For me, it’s foster kids with HIV. At 18, they are dropped at the side of the road, and the bus leaves them standing in a swirling dust. The kind of assistance federal dollars pay for community AIDS support is a quaint idea. It’s a systematically designed dysfunctional institution (hates kids) unless you live in a large urban context. Funding is the inaccessible wind unless you can drive 300 miles for one drug refill. Not free. Living in remote mountain communities where there is no medical safety net whatsoever, was not what anyone imagined.

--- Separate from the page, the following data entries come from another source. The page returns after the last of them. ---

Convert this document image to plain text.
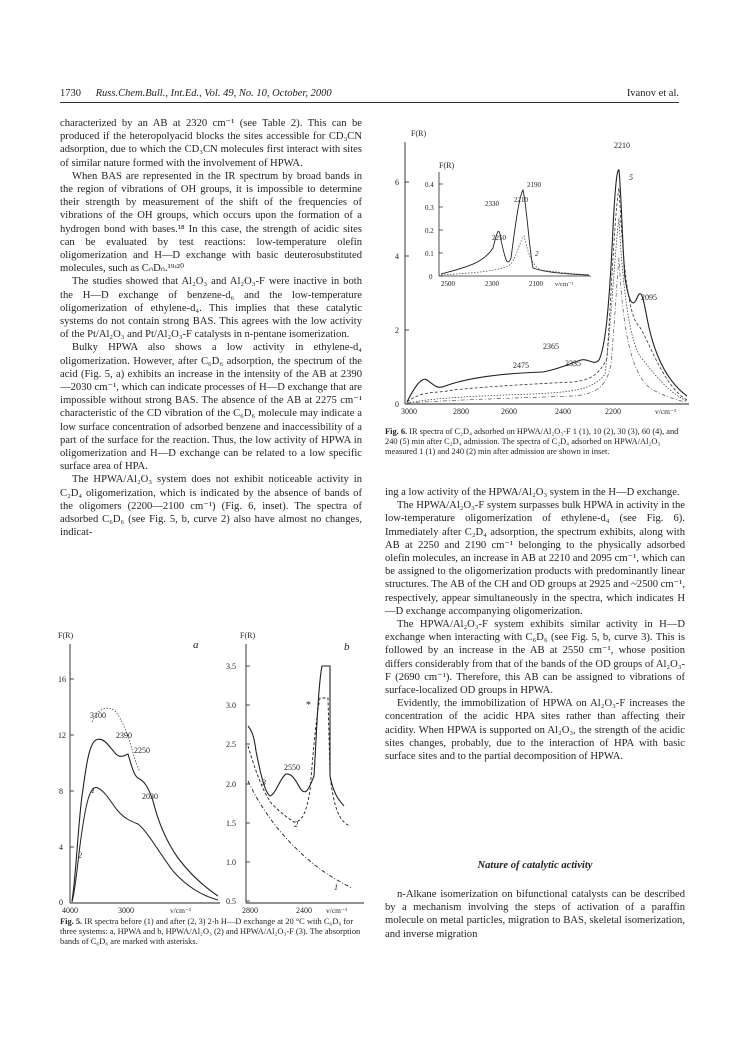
1730 Russ.Chem.Bull., Int.Ed., Vol. 49, No. 10, October, 2000	Ivanov et al.

characterized by an AB at 2320 cm⁻¹ (see Table 2). This can be produced if the heteropolyacid blocks the sites accessible for CD₃CN adsorption, due to which the CD₃CN molecules first interact with sites of similar nature formed with the involvement of HPWA.

When BAS are represented in the IR spectrum by broad bands in the region of vibrations of OH groups, it is impossible to determine their strength by measurement of the shift of the frequencies of vibrations of the OH groups, which occurs upon the formation of a hydrogen bond with bases.¹⁸ In this case, the strength of acidic sites can be evaluated by test reactions: low-temperature olefin oligomerization and H—D exchange with basic deuterosubstituted molecules, such as CₙDₙ.¹⁹ʴ²⁰

The studies showed that Al₂O₃ and Al₂O₃-F were inactive in both the H—D exchange of benzene-d₆ and the low-temperature oligomerization of ethylene-d₄. This implies that these catalytic systems do not contain strong BAS. This agrees with the low activity of the Pt/Al₂O₃ and Pt/Al₂O₃-F catalysts in n-pentane isomerization.

Bulky HPWA also shows a low activity in ethylene-d₄ oligomerization. However, after C₆D₆ adsorption, the spectrum of the acid (Fig. 5, a) exhibits an increase in the intensity of the AB at 2390—2030 cm⁻¹, which can indicate processes of H—D exchange that are impossible without strong BAS. The absence of the AB at 2275 cm⁻¹ characteristic of the CD vibration of the C₆D₆ molecule may indicate a low surface concentration of adsorbed benzene and inaccessibility of a part of the surface for the reaction. Thus, the low activity of HPWA in oligomerization and H—D exchange can be related to a low specific surface area of HPA.

The HPWA/Al₂O₃ system does not exhibit noticeable activity in C₂D₄ oligomerization, which is indicated by the absence of bands of the oligomers (2200—2100 cm⁻¹) (Fig. 6, inset). The spectra of adsorbed C₆D₆ (see Fig. 5, b, curve 2) also have almost no changes, indicat-

F(R)
a
0
4
8
12
16
4000	3000	v/cm⁻¹
3100
2390
2250
2030
1
2
F(R)
b
0.5
1.0
1.5
2.0
2.5
3.0
3.5
2800	2400 v/cm⁻¹
2550
3
2
1
*
Fig. 5. IR spectra before (1) and after (2, 3) 2-h H—D exchange at 20 °C with C₆D₆ for three systems: a, HPWA and b, HPWA/Al₂O₃ (2) and HPWA/Al₂O₃-F (3). The absorption bands of C₆D₆ are marked with asterisks.
F(R)
0
2
4
6
3000	2800	2600	2400	2200	v/cm⁻¹
2210
2095
2475
2365
2335
5
F(R)
0
0.1
0.2
0.3
0.4
2500	2300	2100 v/cm⁻¹
2330
2250
2210
2190
2
Fig. 6. IR spectra of C₂D₄ adsorbed on HPWA/Al₂O₃-F 1 (1), 10 (2), 30 (3), 60 (4), and 240 (5) min after C₂D₄ admission. The spectra of C₂D₄ adsorbed on HPWA/Al₂O₃ measured 1 (1) and 240 (2) min after admission are shown in inset.

ing a low activity of the HPWA/Al₂O₃ system in the H—D exchange.

The HPWA/Al₂O₃-F system surpasses bulk HPWA in activity in the low-temperature oligomerization of ethylene-d₄ (see Fig. 6). Immediately after C₂D₄ adsorption, the spectrum exhibits, along with AB at 2250 and 2190 cm⁻¹ belonging to the physically adsorbed olefin molecules, an increase in AB at 2210 and 2095 cm⁻¹, which can be assigned to the oligomerization products with predominantly linear structures. The AB of the CH and OD groups at 2925 and ~2500 cm⁻¹, respectively, appear simultaneously in the spectra, which indicates H—D exchange accompanying oligomerization.

The HPWA/Al₂O₃-F system exhibits similar activity in H—D exchange when interacting with C₆D₆ (see Fig. 5, b, curve 3). This is followed by an increase in the AB at 2550 cm⁻¹, whose position differs considerably from that of the bands of the OD groups of Al₂O₃-F (2690 cm⁻¹). Therefore, this AB can be assigned to vibrations of surface-localized OD groups in HPWA.

Evidently, the immobilization of HPWA on Al₂O₃-F increases the concentration of the acidic HPA sites rather than affecting their acidity. When HPWA is supported on Al₂O₃, the strength of the acidic sites changes, probably, due to the interaction of HPA with basic surface sites and to the partial decomposition of HPWA.

Nature of catalytic activity

n-Alkane isomerization on bifunctional catalysts can be described by a mechanism involving the steps of activation of a paraffin molecule on metal particles, migration to BAS, skeletal isomerization, and inverse migration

AIDS services in the Blue Ridge, is a health department filmstrip on STDs made in 1956, and I am not kidding.  What 1956 has to do with AIDS is anyone’s guess. Nurses’ hats. Foster kids who are no longer foster kids, arrive on my doorstep with no HIV meds. They arrive on my doorstep with guns. They arrive on my doorstep strung out, addicted, viral loads in the hundreds of thousands. By this time, the combination of meth, fentanyl, alcohol, sex work’s continued and unrelenting exposure to HIV, will kill them in hours, not days, and no one is looking ahead an entire year. Then, there’s covid. Walking time bombs. But I take them in. Or why am I here. Or why do the privileged families with kids in a college get such kind treatment at the NYT when we look at the behavior of upper middle class white children. It’s a rich bubble. To me. My kids are homeless. We have failed these children. That’s my doorstep. Not the State’s, and not yours.